Bagging (Bootstrap Aggregating) Concept
Bagging trains many copies of the same base learner on different bootstrap samples of the training set and aggregates their predictions to reduce variance.
Bootstrap Sampling
A bootstrap sample is created by sampling N observations with replacement from a dataset of size N. On average, each bootstrap sample contains ~63.2% unique observations, leaving the rest as out-of-bag (OOB) samples.
Why Sampling with Replacement?
Sampling with replacement generates diverse training sets without requiring additional data. Each base learner sees a slightly different view of the data, introducing the variance needed for effective averaging. The OOB samples serve as a built-in validation set.
Aggregation: Voting and Averaging
For classification, bagging aggregates predictions by majority vote. For regression, it takes the mean of all predictions.
BaggingClassifier in sklearn
Effect on Bias and Variance
Bagging primarily reduces variance without significantly increasing bias. It works best with high-variance, low-bias base learners such as fully grown decision trees. Stable, low-variance models (like linear regression) benefit minimally from bagging.
Bagging vs.
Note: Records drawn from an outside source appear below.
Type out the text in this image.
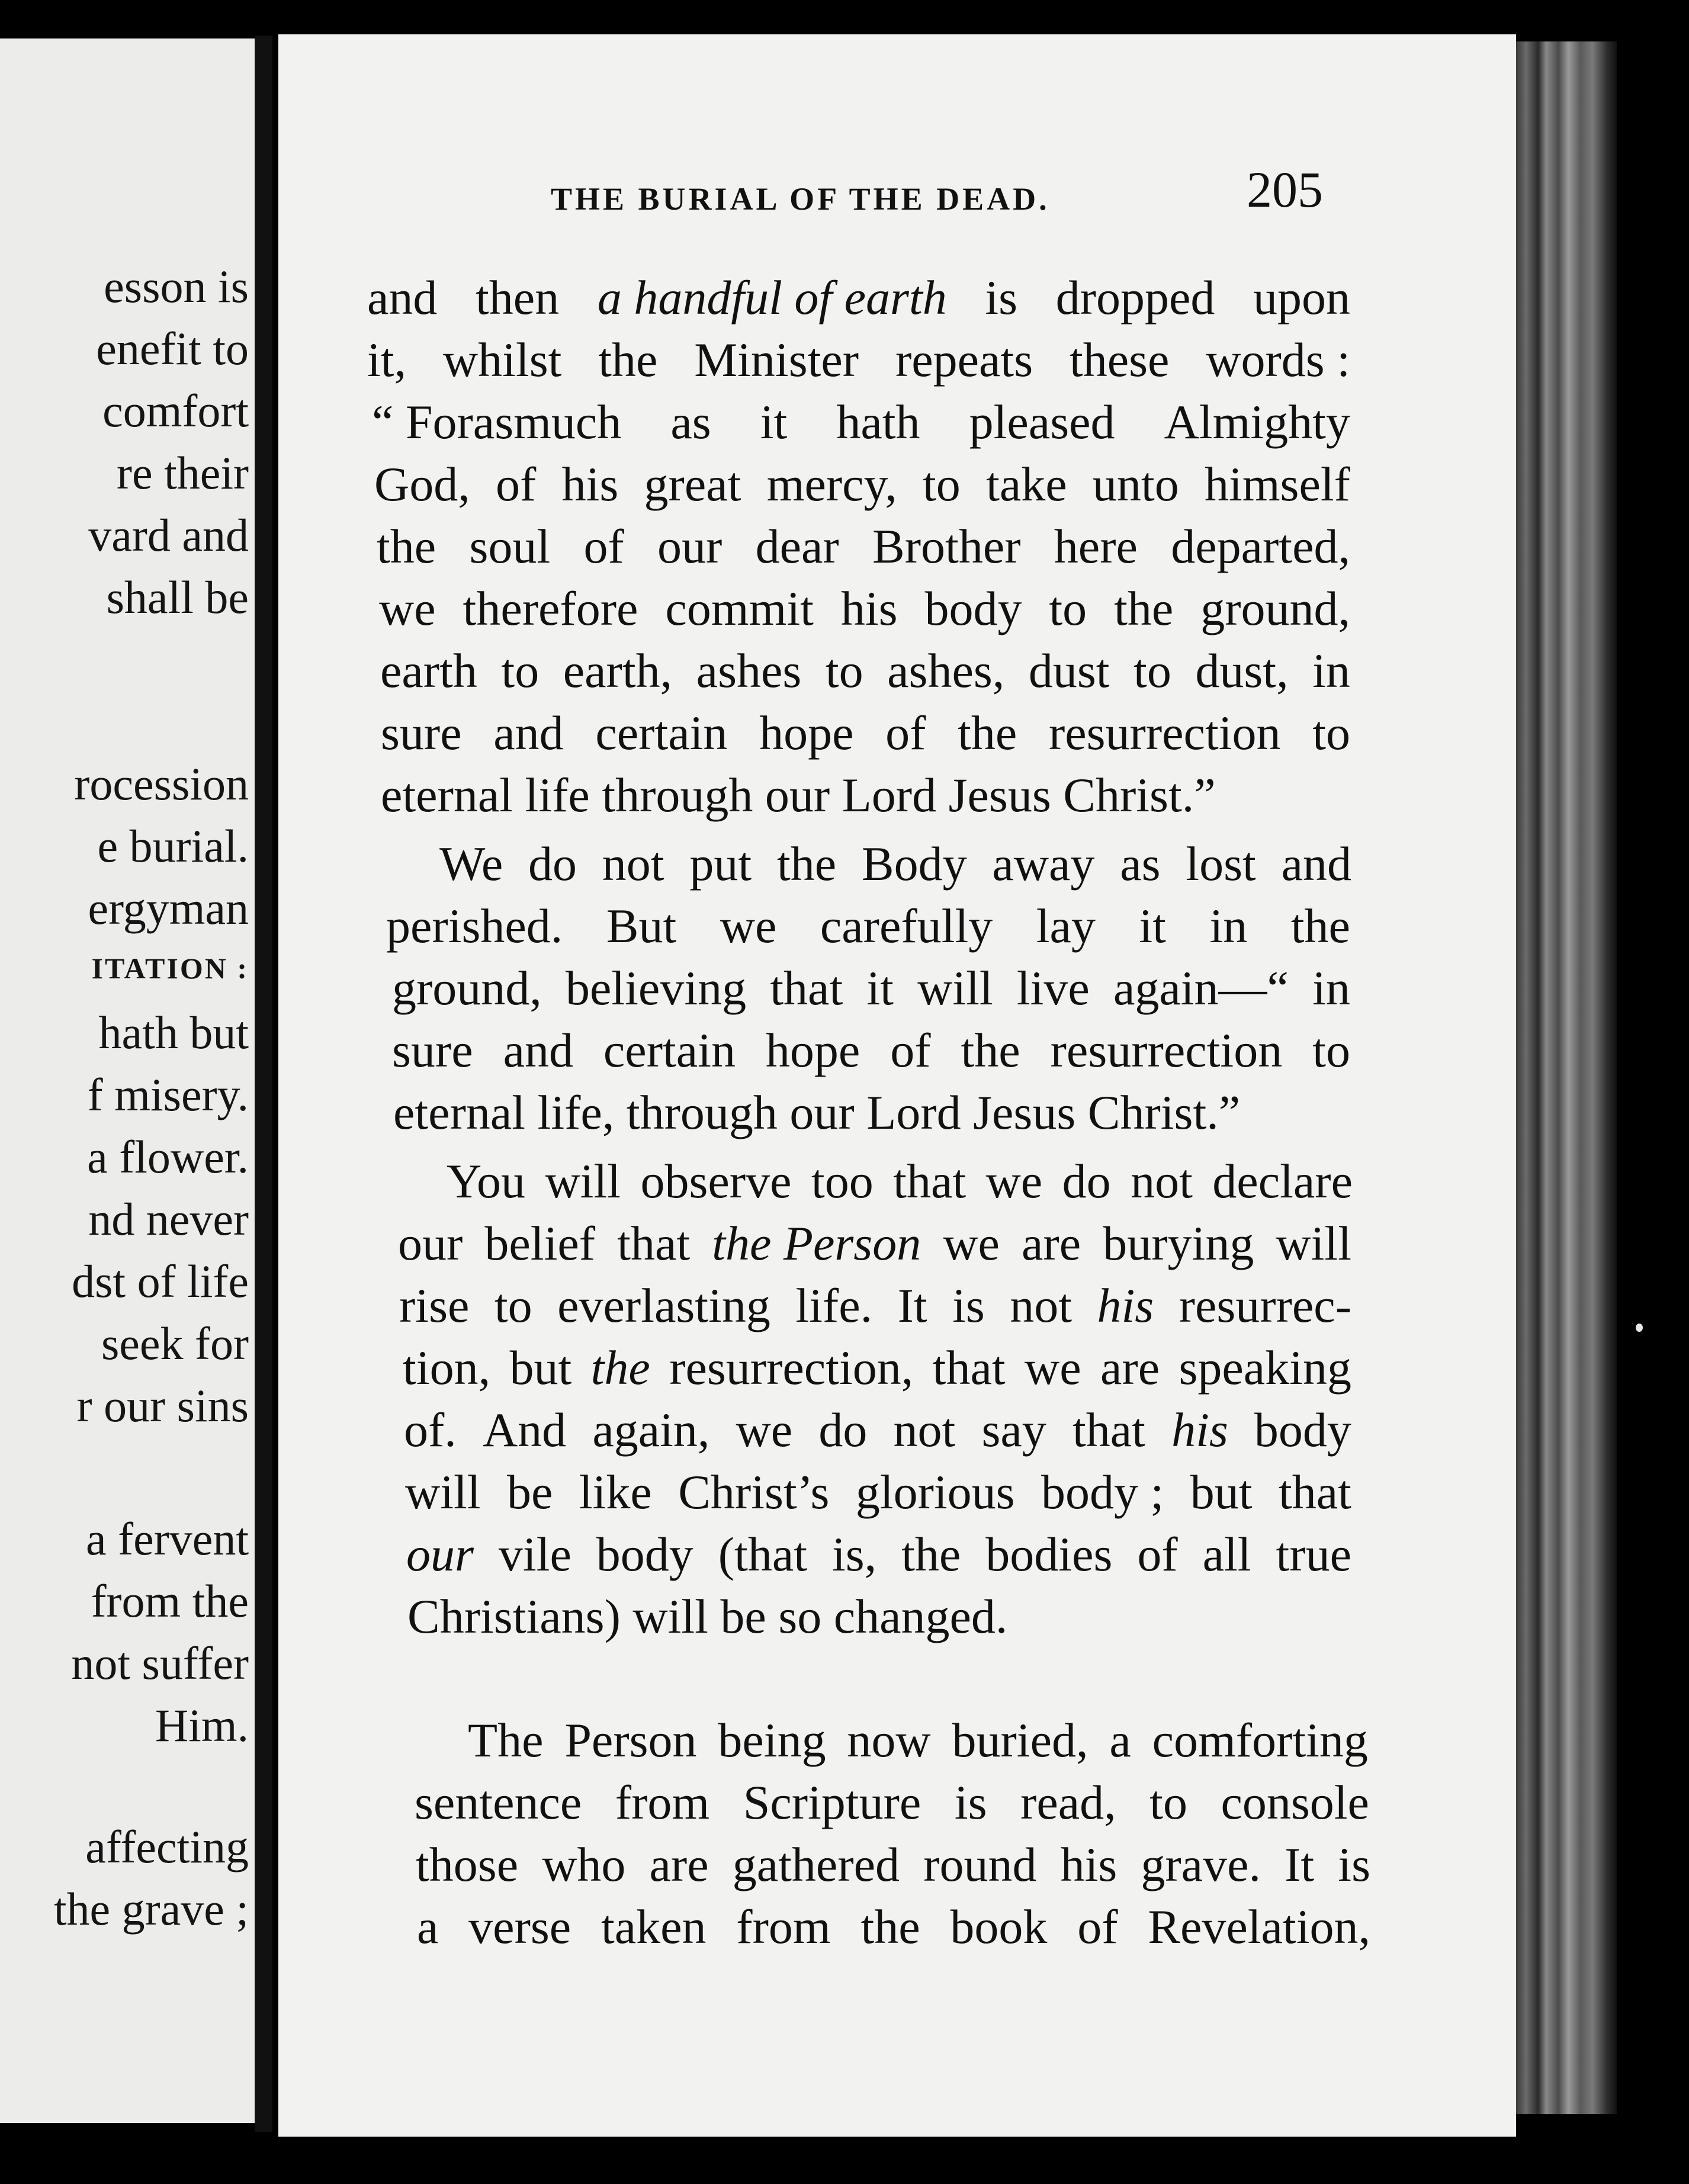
esson is
enefit to
comfort
re their
vard and
shall be
rocession
e burial.
ergyman
ITATION :
hath but
f misery.
a flower.
nd never
dst of life
seek for
r our sins
a fervent
from the
not suffer
Him.
affecting
the grave ;
THE BURIAL OF THE DEAD.	205
and then a handful of earth is dropped upon
it, whilst the Minister repeats these words :
“ Forasmuch as it hath pleased Almighty
God, of his great mercy, to take unto himself
the soul of our dear Brother here departed,
we therefore commit his body to the ground,
earth to earth, ashes to ashes, dust to dust, in
sure and certain hope of the resurrection to
eternal life through our Lord Jesus Christ.”
We do not put the Body away as lost and
perished. But we carefully lay it in the
ground, believing that it will live again—“ in
sure and certain hope of the resurrection to
eternal life, through our Lord Jesus Christ.”
You will observe too that we do not declare
our belief that the Person we are burying will
rise to everlasting life. It is not his resurrec-
tion, but the resurrection, that we are speaking
of. And again, we do not say that his body
will be like Christ’s glorious body ; but that
our vile body (that is, the bodies of all true
Christians) will be so changed.
The Person being now buried, a comforting
sentence from Scripture is read, to console
those who are gathered round his grave. It is
a verse taken from the book of Revelation,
Random Forests
Random Forests extend bagging by also randomly subsampling features at each split, further decorrelating trees and improving performance.
Key Difference
In plain bagging, each tree uses all features at every split. Random Forests limit each split to a random subset of sqrt(n_features) features, reducing tree correlation and typically yielding better generalization than vanilla bagging.